Like any law enforcement agency, BATF relies on two things to justify its budget requests: threats and results. While it’s easy to paint all sorts of pictures of imminent threats with which to scare Congress into throwing more money at them, BATF must rely on federal prosecutors from the DOJ to validate their results. Elaborate operations and large arrest numbers fall flat when accompanied by very low conviction rates, and that’s exactly what BATF has been producing for decades. But during this time, they have been working with prosecutors to try and turn that around, asking them what types of cases they wanted pursued and what types of evidence they needed to move forward with prosecutions and gain convictions.
In a number of cases, it’s clear that prosecutors
- encouraged the ATF to “bend” evidence,
- cooperated in misrepresenting laws and regulations, and
- conspired with BATF to suppress evidence that could be harmful to the prosecution.
The latest, most blatant case of this involves a lawsuit from one of their own, in which a former agent, who was a principal in an undercover operation to infiltrate the Hells Angels motorcycle club, sued the agency for defamation of character and breach of contract. The judge barred 17 DOJ lawyers from his court and suggested that, along with BATF acting in a vindictive and “Kafkaesque” manner toward its own agent, prosecutors and BATF might have engaged in perjury and fraud upon the court.

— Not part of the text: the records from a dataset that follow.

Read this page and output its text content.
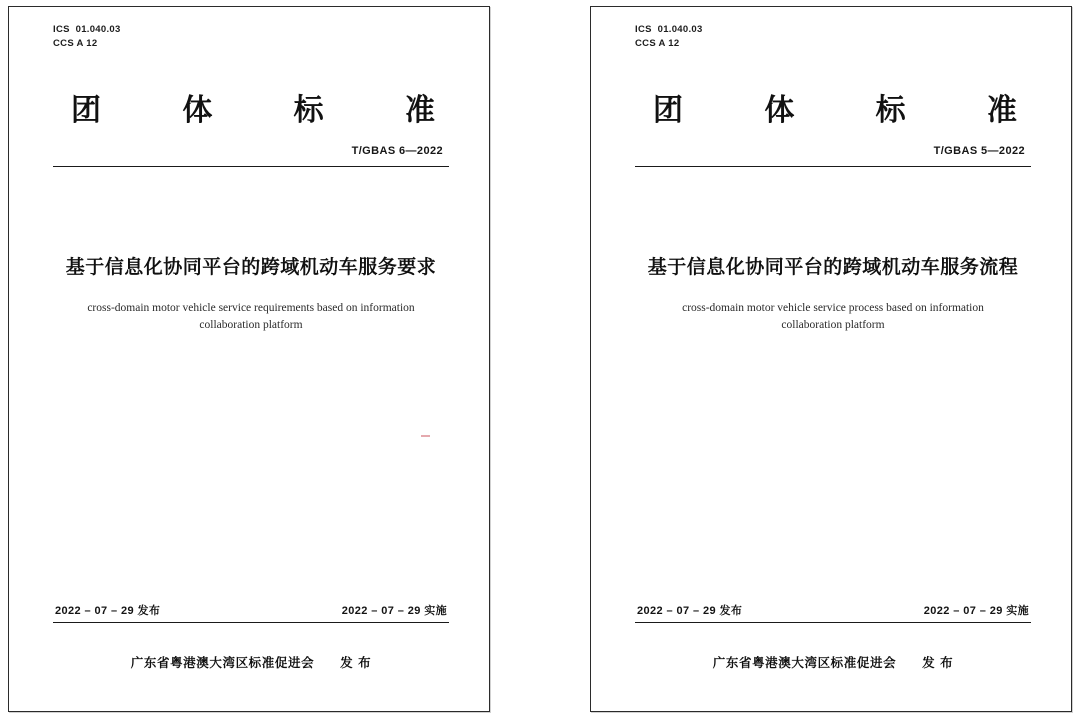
ICS  01.040.03
CCS A 12
团	体	标	准
T/GBAS 6—2022
基于信息化协同平台的跨域机动车服务要求
cross-domain motor vehicle service requirements based on information collaboration platform
2022 – 07 – 29 发布	2022 – 07 – 29 实施
广东省粤港澳大湾区标准促进会 发 布
ICS  01.040.03
CCS A 12
团	体	标	准
T/GBAS 5—2022
基于信息化协同平台的跨域机动车服务流程
cross-domain motor vehicle service process based on information collaboration platform
2022 – 07 – 29 发布	2022 – 07 – 29 实施
广东省粤港澳大湾区标准促进会 发 布
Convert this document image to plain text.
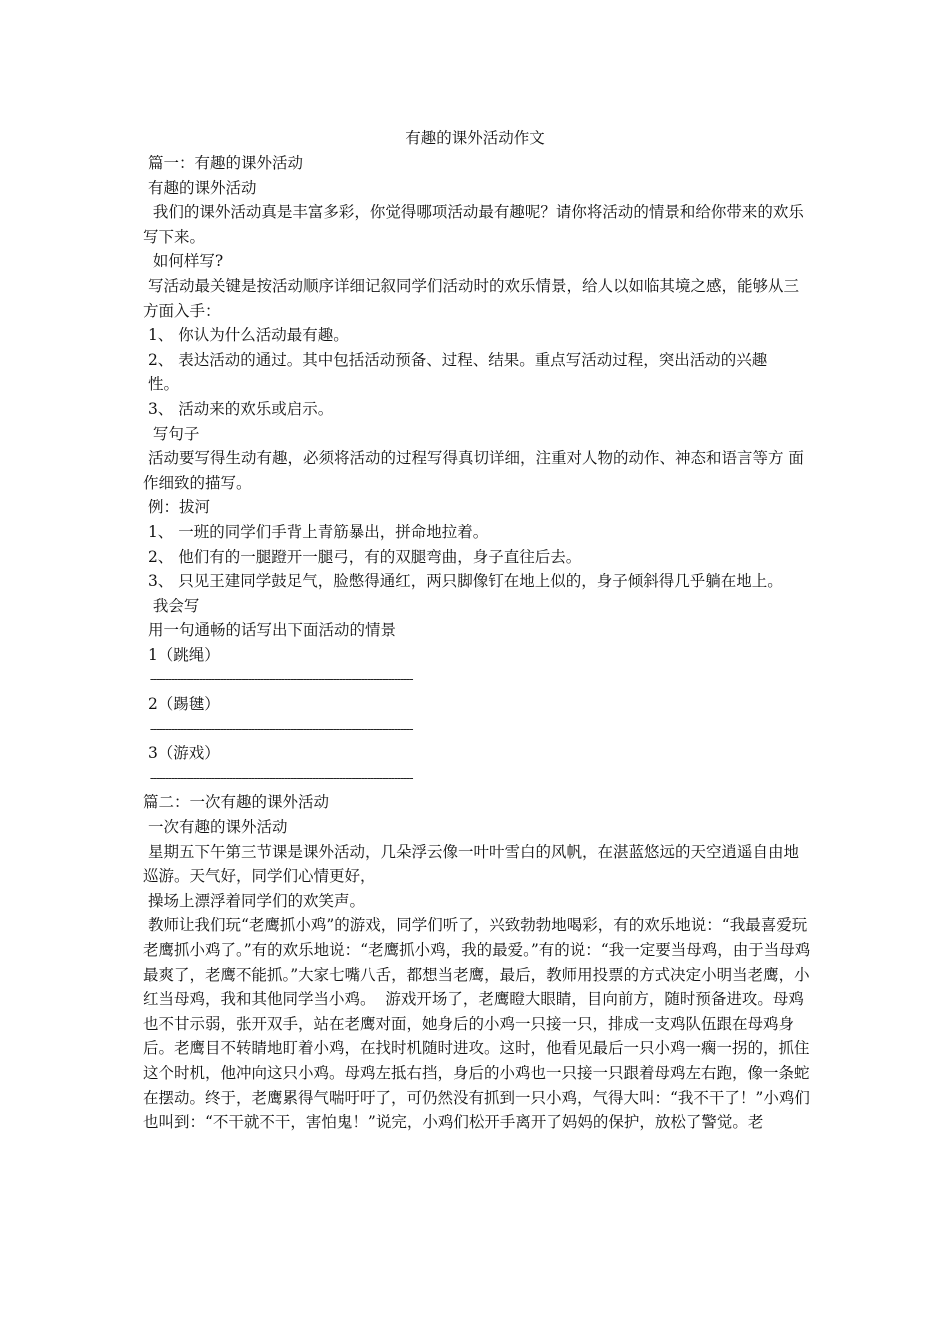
有趣的课外活动作文

篇一：有趣的课外活动

有趣的课外活动

我们的课外活动真是丰富多彩，你觉得哪项活动最有趣呢？请你将活动的情景和给你带来的欢乐写下来。

如何样写?

写活动最关键是按活动顺序详细记叙同学们活动时的欢乐情景，给人以如临其境之感，能够从三方面入手：

1、 你认为什么活动最有趣。

2、 表达活动的通过。其中包括活动预备、过程、结果。重点写活动过程，突出活动的兴趣

性。

3、 活动来的欢乐或启示。

写句子

活动要写得生动有趣，必须将活动的过程写得真切详细，注重对人物的动作、神态和语言等方 面作细致的描写。

例：拔河

1、 一班的同学们手背上青筋暴出，拼命地拉着。

2、 他们有的一腿蹬开一腿弓，有的双腿弯曲，身子直往后去。

3、 只见王建同学鼓足气，脸憋得通红，两只脚像钉在地上似的，身子倾斜得几乎躺在地上。

我会写

用一句通畅的话写出下面活动的情景

1（跳绳）

--------------------------------------------------------------------------------------

2（踢毽）

--------------------------------------------------------------------------------------

3（游戏）

--------------------------------------------------------------------------------------

篇二：一次有趣的课外活动

一次有趣的课外活动

星期五下午第三节课是课外活动，几朵浮云像一叶叶雪白的风帆，在湛蓝悠远的天空逍遥自由地巡游。天气好，同学们心情更好，

操场上漂浮着同学们的欢笑声。

教师让我们玩“老鹰抓小鸡”的游戏，同学们听了，兴致勃勃地喝彩，有的欢乐地说：“我最喜爱玩老鹰抓小鸡了。”有的欢乐地说：“老鹰抓小鸡，我的最爱。”有的说：“我一定要当母鸡，由于当母鸡最爽了，老鹰不能抓。”大家七嘴八舌，都想当老鹰，最后，教师用投票的方式决定小明当老鹰，小红当母鸡，我和其他同学当小鸡。  游戏开场了，老鹰瞪大眼睛，目向前方，随时预备进攻。母鸡也不甘示弱，张开双手，站在老鹰对面，她身后的小鸡一只接一只，排成一支鸡队伍跟在母鸡身后。老鹰目不转睛地盯着小鸡，在找时机随时进攻。这时，他看见最后一只小鸡一瘸一拐的，抓住这个时机，他冲向这只小鸡。母鸡左抵右挡，身后的小鸡也一只接一只跟着母鸡左右跑，像一条蛇在摆动。终于，老鹰累得气喘吁吁了，可仍然没有抓到一只小鸡，气得大叫：“我不干了！”小鸡们也叫到：“不干就不干，害怕鬼！”说完，小鸡们松开手离开了妈妈的保护，放松了警觉。老
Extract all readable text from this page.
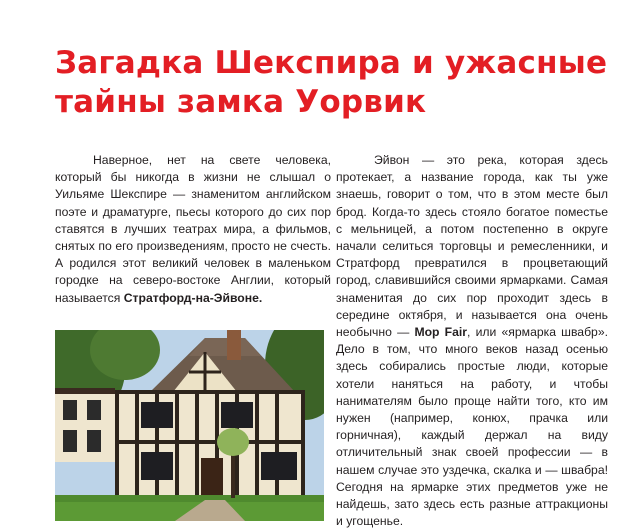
Загадка Шекспира и ужасные тайны замка Уорвик

Наверное, нет на свете человека, который бы никогда в жизни не слышал о Уильяме Шекспире — знаменитом английском поэте и драматурге, пьесы которого до сих пор ставятся в лучших театрах мира, а фильмов, снятых по его произведениям, просто не счесть. А родился этот великий человек в маленьком городке на северо-востоке Англии, который называется Стратфорд-на-Эйвоне.

Эйвон — это река, которая здесь протекает, а название города, как ты уже знаешь, говорит о том, что в этом месте был брод. Когда-то здесь стояло богатое поместье с мельницей, а потом постепенно в округе начали селиться торговцы и ремесленники, и Стратфорд превратился в процветающий город, славившийся своими ярмарками. Самая знаменитая до сих пор проходит здесь в середине октября, и называется она очень необычно — Mop Fair, или «ярмарка швабр». Дело в том, что много веков назад осенью здесь собирались простые люди, которые хотели наняться на работу, и чтобы нанимателям было проще найти того, кто им нужен (например, конюх, прачка или горничная), каждый держал на виду отличительный знак своей профессии — в нашем случае это уздечка, скалка и — швабра! Сегодня на ярмарке этих предметов уже не найдешь, зато здесь есть разные аттракционы и угощенье.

BATF and DOJ misdeeds were also apparent in the treatment of Albert Kwan, the Reese family, David Olofson and the notorious Fast and Furious gunwalking scandal.
Under the Obama administration, the ATF attempted to ban common M855 ball ammunition for the AR-15 claiming that the bullet is “armor-piercing.” Factually that was a lie, according to the clear definition of what constitutes an “armor-piercing” bullet as defined in the Law Enforcement Officer’s Protection Act of 1986 (LEOPA). LEOPA’s definition requires the bullet’s core to be made of one of a number of specified hardened metals, and the core of the M855 ball round is soft lead that makes up 80-percent of the bullet’s total weight. The specific goal of the law was to prevent the use of hardened metal bullets with penetrator cores in common handguns, for what was then called “cop killer bullets.” Had the ban not been defeated, the ATF would have had free reign to ban any ammunition, as the actual law seems to matter little to a rogue agency that ignores and redefines laws on a whim.
The pattern is symptomatic of government spiraling out of control with bad laws being enforced and prosecuted by rogue agencies operating without adequate supervision or accountability. And the problem just seems to keep getting worse.